Adventures in Cross Compilation

Twelve days ago I got Plasmacore running on the Wii.  The problem was that while our current game project (MadStone) looked great in general, there was a slightly noticeable – but noticeable – frame rate drop when a level first starts and dozens of blocks fall from the sky.

I did some profiling.  Turns out that:

  • We were getting 30 frames per second during regular gameplay, dipping to 15 during level start.
  • Frames were taking around 1.5 * 1/60th of a second to generate.  Since games often wait to switch in their newly drawn frame until during the one of the television’s 60 vertical blanks (pauses between screen redraws) per second, if you can draw frames in 0.99 1/60ths of a second then you get 60fps but if it takes you 1.01 1/60ths of a second then you get 30fps.
  • Of the “1.5″ update interval, Slag code was taking about 2/3 of the time and actual Wii graphic drawing was taking up the other third.

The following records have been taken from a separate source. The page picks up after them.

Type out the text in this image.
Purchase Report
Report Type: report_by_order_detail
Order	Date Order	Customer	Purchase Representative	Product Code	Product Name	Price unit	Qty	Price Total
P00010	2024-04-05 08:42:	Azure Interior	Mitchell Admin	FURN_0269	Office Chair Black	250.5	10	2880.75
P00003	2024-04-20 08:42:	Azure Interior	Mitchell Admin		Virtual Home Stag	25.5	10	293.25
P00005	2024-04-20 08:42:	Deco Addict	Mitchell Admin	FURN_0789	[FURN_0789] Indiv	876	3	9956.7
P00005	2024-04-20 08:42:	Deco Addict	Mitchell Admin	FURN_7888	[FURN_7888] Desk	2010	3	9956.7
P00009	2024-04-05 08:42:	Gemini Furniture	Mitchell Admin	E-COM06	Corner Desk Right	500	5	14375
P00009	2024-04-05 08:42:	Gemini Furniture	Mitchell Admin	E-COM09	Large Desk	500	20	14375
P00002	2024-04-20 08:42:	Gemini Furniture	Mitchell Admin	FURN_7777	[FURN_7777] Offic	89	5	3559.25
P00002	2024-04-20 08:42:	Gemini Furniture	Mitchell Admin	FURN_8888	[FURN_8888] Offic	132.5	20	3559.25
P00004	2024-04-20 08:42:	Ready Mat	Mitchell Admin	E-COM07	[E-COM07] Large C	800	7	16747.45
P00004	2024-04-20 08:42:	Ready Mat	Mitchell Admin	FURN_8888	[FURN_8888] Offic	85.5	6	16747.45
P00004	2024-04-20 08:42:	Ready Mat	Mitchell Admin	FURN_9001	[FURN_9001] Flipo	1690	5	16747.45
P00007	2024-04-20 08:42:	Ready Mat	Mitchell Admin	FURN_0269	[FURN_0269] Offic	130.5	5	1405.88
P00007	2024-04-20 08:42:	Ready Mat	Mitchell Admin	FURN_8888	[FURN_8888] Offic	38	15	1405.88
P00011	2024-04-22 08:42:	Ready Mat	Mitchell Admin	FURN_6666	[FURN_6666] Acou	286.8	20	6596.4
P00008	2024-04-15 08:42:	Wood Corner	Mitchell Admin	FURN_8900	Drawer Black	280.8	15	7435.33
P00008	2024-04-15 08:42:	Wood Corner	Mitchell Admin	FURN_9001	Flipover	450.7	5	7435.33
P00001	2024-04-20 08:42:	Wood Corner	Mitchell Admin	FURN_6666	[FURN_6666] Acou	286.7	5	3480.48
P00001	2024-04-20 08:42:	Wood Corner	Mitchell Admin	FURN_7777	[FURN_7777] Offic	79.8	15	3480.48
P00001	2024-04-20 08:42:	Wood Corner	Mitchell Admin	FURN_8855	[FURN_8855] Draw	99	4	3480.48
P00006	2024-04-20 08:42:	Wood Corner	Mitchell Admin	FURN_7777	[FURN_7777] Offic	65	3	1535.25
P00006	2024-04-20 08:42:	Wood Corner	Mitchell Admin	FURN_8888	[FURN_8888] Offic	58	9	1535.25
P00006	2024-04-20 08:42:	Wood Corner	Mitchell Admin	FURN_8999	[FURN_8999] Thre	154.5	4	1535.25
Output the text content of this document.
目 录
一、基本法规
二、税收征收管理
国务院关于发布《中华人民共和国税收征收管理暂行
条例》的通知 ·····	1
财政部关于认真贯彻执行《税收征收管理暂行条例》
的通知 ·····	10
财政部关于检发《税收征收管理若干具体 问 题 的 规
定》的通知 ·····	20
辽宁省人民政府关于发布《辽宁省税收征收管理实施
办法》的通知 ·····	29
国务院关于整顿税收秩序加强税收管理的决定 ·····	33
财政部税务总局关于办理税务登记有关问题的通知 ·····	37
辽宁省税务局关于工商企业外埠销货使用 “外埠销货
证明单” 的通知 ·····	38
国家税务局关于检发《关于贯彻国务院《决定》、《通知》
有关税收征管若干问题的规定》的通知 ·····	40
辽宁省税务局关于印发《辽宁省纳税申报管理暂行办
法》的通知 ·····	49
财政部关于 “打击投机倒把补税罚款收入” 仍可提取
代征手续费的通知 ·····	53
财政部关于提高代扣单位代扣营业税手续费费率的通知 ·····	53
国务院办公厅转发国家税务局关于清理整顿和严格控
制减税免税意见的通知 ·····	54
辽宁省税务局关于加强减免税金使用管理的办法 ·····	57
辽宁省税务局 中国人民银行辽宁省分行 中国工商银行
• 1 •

I plugged some numbers in and realized that if I could make Slag go 50% faster, that should bring the frame time down to 1.0 or less – a worthy goal.  I then started a project to make an ETC-to-CPP cross compiler that reads in compiled Slag ETC bytecode and spits out C++ source code.

I estimated it would take me 3-4 days.  It ended up taking me 11, which just proves that the old maxim is correct and programmers should always multiply their best guess time estimates by 3 – or by pi, as I understand some do.

It’s been an epic battle.  My epic battle, let me tell you it.